Java にはプラットフォーム固有のライブラリを利用するために JNI (Java Native Interface) という機構が用意されている。この機構の問題点は、どこのプラットフォームにバイナリを持っていっても同じように動くという Java の最大の利点を失わせてしまうことにもちろんある。それはそうなのだけれど、最大の問題は様々な環境用のバイナリを用意するにはそれぞれコンパイル環境を用意する必要があり、現実的には難しいという点にある。
そこで考えたのだが、Rust はクロスコンパイルができるようになったと聞いた覚えがある。ということは単一環境(例えば、普段デスクトップとして使っているWindows PC)からでも各環境に対応した共有ライブラリが生成できるのではなかろうか。
まずは、Rust で JNI ができるのか調べてみた。すると出てきたのが次のサイト。
問題なくできるようだ。さらに調べたところ、
を使えば、jni.h の定義を Rust 用にいちいち手動変換する必要もないこともわかった。
Rust 付属のパッケージマネージャーは npm と似た仕組みになっているので、簡単にライブラリを追加できる。Cargo.toml に次の記述を追加する。
[lib] crate-type = ["cdylib"] [dependencies] jni-sys = "0.1"
はじめは、crate-type = ["dylib"] と指定していたのだけれど、JNIで呼び出す場合は、Rust からの呼び出しは必要ないので、外部呼び出し専用の cdylib で構わない。これを指定するだけでファイルサイズが 2.2MB から 22KB になる。
さて、前述のサイトの add メソッドを jni-sys を使用して書き直すとこうなるになる。

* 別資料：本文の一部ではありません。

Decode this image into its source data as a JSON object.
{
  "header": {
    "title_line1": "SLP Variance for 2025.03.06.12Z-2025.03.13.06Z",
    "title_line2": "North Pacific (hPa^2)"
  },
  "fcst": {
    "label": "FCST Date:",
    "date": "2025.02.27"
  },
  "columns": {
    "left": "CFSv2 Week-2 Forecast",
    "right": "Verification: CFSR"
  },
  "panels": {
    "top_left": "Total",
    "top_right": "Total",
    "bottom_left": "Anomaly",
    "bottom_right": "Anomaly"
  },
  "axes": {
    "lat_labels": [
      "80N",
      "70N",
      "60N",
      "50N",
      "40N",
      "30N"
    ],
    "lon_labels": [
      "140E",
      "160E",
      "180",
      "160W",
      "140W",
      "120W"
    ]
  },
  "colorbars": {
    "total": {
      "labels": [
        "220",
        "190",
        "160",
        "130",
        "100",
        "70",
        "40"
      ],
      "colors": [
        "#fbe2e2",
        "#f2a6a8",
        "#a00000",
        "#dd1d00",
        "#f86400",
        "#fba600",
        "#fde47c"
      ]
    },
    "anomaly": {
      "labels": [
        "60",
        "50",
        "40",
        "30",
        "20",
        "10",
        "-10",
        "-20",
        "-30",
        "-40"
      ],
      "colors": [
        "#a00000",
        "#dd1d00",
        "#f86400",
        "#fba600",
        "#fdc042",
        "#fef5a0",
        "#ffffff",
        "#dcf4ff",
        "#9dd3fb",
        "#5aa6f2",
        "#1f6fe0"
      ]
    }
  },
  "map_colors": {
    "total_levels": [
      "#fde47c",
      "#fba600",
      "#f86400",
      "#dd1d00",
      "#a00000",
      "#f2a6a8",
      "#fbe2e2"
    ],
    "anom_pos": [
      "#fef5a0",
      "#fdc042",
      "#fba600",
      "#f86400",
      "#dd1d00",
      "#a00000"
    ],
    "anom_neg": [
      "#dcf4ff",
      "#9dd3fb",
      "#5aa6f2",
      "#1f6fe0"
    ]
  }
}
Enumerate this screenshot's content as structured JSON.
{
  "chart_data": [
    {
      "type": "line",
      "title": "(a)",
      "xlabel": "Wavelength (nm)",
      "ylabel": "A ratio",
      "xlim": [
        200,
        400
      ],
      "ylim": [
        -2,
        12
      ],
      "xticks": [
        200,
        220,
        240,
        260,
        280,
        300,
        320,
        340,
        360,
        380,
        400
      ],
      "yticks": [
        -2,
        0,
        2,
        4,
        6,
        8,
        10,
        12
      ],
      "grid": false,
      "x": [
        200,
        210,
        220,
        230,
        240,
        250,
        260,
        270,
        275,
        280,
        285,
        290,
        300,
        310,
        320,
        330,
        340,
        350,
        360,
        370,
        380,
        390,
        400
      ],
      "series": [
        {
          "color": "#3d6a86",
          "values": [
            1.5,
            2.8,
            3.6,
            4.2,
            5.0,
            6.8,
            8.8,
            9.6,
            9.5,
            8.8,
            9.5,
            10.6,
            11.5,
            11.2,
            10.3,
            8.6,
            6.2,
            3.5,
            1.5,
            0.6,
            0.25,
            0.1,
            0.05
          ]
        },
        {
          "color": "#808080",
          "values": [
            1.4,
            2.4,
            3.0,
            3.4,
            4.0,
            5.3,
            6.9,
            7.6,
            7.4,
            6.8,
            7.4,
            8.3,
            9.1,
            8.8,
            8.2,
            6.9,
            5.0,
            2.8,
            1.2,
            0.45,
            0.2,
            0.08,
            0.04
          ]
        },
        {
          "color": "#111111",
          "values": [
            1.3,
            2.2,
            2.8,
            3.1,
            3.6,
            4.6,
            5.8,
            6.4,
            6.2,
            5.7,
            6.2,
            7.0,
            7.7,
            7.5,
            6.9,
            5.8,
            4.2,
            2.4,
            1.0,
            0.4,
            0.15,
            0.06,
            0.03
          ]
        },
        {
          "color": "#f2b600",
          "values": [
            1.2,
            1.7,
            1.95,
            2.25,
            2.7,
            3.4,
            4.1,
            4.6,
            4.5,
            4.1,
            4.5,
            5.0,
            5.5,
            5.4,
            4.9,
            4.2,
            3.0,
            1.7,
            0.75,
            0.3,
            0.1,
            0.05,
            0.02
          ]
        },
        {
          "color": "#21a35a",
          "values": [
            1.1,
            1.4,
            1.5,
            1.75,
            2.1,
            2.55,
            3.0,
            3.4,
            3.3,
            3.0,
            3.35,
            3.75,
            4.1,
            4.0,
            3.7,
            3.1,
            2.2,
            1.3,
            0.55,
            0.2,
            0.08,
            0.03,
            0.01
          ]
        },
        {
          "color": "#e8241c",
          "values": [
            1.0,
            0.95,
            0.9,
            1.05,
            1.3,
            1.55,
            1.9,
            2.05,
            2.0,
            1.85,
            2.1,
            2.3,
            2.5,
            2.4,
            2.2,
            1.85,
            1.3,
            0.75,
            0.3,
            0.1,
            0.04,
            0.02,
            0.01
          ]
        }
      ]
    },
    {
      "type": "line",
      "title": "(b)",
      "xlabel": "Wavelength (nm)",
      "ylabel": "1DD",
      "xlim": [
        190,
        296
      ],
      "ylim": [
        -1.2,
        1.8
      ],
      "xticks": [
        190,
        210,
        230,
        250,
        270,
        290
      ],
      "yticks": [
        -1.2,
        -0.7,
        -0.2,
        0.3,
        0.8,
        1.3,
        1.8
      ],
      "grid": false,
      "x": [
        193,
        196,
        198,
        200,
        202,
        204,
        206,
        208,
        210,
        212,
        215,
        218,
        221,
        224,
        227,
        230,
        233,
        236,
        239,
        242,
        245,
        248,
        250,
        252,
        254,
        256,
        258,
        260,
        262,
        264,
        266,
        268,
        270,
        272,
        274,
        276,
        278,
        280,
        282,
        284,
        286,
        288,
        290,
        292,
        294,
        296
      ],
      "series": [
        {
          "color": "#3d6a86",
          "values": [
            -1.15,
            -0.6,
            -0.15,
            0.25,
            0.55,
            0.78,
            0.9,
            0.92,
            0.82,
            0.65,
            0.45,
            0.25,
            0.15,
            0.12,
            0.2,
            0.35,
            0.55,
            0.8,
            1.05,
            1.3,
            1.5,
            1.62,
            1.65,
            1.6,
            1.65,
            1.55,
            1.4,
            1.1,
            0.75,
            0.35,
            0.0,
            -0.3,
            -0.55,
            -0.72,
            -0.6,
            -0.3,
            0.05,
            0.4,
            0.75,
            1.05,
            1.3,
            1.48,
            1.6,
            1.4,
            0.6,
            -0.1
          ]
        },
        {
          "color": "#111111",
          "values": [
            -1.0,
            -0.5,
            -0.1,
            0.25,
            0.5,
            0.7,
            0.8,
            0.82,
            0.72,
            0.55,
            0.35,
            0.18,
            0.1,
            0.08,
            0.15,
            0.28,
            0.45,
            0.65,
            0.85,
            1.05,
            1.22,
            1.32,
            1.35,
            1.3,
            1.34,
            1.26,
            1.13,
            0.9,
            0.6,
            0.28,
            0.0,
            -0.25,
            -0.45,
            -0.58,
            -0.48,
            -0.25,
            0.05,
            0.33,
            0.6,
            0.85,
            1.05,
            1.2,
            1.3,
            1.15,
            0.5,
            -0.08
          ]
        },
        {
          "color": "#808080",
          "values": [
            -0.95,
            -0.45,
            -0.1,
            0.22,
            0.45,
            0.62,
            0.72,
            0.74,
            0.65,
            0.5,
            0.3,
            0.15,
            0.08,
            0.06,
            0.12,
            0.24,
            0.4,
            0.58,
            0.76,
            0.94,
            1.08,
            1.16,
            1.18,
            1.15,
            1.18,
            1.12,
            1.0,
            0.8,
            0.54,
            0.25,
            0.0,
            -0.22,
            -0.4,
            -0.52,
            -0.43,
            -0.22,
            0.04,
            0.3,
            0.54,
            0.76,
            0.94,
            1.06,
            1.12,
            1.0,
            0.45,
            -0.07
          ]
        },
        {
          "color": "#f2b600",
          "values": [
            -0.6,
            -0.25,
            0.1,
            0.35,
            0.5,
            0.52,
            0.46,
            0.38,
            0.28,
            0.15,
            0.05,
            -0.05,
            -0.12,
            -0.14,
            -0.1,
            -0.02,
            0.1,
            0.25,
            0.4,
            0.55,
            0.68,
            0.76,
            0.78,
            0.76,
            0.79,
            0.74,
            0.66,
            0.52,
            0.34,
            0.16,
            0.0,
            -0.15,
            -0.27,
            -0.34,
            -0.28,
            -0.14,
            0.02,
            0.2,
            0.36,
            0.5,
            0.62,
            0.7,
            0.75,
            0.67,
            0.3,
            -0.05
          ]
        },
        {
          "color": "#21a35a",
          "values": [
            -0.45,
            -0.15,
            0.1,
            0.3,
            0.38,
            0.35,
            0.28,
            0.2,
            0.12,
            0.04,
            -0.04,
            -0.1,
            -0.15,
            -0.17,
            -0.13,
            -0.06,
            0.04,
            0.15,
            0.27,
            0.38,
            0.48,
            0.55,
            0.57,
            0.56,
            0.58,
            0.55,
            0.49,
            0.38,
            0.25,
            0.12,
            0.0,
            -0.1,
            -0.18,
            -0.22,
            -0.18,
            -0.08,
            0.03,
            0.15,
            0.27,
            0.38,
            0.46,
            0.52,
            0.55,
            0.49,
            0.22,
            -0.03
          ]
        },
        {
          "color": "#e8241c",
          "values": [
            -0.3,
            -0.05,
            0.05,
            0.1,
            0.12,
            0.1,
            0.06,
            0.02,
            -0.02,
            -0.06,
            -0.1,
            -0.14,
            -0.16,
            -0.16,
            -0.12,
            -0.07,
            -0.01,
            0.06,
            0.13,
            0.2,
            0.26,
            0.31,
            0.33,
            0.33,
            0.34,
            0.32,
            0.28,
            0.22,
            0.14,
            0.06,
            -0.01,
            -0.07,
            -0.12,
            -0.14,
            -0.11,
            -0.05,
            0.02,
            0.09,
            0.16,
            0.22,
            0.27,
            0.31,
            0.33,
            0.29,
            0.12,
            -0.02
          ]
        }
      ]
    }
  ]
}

extern crate jni_sys; use jni_sys::*; #[no_mangle] #[allow(unused_variables, non_snake_case)] pub extern fn Java_RustTest_add(jre: *mut JNIEnv, class: jclass, v1: jint, v2: jint) -> jint { v1 + v2 }
あとは普通に cargo build --release するだけでいい。予想以上に簡単。
この記述を見ればわかるように、プラットフォームに依存する記述はないため、この時点で少なくともマルチプラットフォームに対応できていることになる。
あとは、クロスコンパイル……と行きたいところなのだけれど、残念ながら現時点ではうまく行っていない。どうもランタイム環境は必要となるらしく、Windows 上で Linux バイナリを作るのは難しいようだ(Windows Subsystem for Linux を使えばできるはずだけれども)。 とほほ。
当初の思惑とは外れたとはいえ、予想外に簡単に JNI が実現できたことがわかったのは良かった。あとは SQLite とか各種ライブラリが Rust に移植されてくるといろんなことができるようになって面白くなるのだけど、そういう未来は来るのだろうか。